Who do we call for equipment (chair, cart) repairs?
Great question! Please refer to the Aseptico website (click here) for contact information regarding service for your mobile cart. Mitch Fowler is our sales rep.
This afternoon, I educated a group of moms at centering. Most of them had already had their cleaning, but it was also prior to the research project so they have not had their saliva tested. Would you still like their educational visits tracked?
Yes! We are currently working with the hygienists to see if this would be best done: (1) using the research online survey and marking no saliva test or (2) using a dummy code to track the education intervention.
When a patient comes in that the hygienist has already seen and already done a screening with (before the project started), does the hygienist need to start a new tracking sheet even though its not the initial screening appointment?
Yes!

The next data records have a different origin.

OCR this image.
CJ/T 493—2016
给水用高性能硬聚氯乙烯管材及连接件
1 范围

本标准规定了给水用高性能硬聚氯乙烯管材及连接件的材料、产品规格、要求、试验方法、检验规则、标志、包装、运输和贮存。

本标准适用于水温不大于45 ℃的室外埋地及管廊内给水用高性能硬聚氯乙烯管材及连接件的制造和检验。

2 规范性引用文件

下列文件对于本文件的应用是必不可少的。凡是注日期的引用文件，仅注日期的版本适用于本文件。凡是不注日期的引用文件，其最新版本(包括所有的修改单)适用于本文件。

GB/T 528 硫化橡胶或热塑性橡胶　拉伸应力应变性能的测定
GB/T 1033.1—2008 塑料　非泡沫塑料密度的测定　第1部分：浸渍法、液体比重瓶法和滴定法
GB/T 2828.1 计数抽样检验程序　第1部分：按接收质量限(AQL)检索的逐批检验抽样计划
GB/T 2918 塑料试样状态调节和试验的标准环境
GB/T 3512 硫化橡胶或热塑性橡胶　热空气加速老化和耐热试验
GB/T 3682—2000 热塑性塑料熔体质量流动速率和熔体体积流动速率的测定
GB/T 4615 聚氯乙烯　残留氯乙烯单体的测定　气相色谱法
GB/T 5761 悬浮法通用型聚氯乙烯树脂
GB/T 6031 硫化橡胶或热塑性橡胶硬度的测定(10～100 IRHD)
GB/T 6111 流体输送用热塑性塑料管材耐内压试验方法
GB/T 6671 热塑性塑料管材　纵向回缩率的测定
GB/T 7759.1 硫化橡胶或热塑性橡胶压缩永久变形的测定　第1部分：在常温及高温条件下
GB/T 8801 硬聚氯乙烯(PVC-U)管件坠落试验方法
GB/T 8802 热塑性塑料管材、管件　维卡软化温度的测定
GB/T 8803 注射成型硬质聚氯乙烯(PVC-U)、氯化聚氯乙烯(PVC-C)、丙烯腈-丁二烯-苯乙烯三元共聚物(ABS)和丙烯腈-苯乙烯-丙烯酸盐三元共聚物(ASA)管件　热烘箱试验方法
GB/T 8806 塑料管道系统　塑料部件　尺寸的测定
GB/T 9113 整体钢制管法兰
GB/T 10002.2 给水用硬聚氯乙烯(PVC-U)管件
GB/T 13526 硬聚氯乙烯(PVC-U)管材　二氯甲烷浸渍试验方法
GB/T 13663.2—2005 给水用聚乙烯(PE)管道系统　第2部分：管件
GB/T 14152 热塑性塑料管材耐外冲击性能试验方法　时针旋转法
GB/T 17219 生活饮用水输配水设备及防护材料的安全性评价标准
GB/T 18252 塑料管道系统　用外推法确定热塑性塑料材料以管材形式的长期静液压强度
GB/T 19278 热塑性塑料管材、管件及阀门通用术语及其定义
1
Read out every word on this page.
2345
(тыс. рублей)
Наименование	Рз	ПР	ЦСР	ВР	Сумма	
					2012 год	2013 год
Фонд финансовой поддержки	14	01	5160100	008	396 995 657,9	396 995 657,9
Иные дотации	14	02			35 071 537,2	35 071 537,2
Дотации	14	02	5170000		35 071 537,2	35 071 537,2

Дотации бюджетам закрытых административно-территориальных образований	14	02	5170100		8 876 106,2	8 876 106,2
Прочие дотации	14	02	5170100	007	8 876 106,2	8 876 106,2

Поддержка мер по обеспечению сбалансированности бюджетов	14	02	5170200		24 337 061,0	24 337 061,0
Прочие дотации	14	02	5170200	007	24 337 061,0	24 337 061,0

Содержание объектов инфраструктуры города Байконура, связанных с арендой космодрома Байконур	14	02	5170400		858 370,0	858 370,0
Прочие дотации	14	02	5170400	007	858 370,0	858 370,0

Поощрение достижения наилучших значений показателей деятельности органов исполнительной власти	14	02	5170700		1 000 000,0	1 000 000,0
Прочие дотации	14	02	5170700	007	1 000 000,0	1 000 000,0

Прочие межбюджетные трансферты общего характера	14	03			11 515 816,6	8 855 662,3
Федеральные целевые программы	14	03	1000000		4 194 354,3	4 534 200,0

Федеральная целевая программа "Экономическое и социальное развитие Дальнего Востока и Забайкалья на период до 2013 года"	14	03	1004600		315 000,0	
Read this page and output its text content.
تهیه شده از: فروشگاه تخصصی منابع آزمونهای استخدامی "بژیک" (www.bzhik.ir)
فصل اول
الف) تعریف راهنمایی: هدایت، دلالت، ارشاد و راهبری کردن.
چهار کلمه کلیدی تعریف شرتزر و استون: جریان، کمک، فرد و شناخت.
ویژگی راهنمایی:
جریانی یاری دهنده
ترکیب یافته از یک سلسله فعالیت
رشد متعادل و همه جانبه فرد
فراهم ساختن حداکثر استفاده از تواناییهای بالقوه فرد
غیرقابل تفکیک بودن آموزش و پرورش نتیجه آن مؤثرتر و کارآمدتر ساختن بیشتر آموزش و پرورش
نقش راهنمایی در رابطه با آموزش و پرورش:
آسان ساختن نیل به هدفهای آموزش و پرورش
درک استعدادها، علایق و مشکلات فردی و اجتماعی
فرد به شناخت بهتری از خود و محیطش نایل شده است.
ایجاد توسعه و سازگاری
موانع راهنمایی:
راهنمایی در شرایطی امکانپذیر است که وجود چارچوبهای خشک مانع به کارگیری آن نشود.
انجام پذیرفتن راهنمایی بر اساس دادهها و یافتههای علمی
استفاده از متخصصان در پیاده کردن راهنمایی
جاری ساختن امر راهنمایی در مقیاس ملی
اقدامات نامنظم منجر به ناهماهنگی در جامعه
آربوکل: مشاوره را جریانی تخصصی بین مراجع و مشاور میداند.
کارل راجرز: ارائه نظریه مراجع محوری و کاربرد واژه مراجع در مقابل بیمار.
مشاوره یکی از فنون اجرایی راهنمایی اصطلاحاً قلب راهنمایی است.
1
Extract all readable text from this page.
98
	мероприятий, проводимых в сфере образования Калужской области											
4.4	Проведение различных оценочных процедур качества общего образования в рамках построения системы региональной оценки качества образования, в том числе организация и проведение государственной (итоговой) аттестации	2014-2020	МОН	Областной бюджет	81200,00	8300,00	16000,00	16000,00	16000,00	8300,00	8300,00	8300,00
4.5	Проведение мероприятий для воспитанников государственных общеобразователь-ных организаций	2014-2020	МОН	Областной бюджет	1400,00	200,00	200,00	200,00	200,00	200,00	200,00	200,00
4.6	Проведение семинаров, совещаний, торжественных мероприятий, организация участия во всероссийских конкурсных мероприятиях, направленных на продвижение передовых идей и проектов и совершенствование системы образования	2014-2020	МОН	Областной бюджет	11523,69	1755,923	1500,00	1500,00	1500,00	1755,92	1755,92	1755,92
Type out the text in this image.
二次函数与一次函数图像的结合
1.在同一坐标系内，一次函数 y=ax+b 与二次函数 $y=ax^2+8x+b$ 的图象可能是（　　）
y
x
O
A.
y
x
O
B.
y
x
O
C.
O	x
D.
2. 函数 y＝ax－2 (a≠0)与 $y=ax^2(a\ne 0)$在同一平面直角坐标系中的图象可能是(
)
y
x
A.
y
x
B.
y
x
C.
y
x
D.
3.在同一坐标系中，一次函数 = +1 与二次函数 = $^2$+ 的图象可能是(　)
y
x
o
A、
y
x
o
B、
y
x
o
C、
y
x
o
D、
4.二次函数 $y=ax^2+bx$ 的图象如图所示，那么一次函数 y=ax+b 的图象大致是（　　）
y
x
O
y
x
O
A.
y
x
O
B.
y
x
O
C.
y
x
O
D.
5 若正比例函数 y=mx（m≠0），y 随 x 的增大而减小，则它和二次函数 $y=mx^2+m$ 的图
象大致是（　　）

Also, please do a saliva test during that first patient interaction. How you complete the form is up to you, meaning: you can “backdate” the prior care on the tracking sheet to inform your care moving forward or you can omit that information from the tracking sheet (because it is probably kept already in your dental records and predates the project). How you use the form is up to you but, yes, please start a new tracking sheet for every single patient during every single first visit!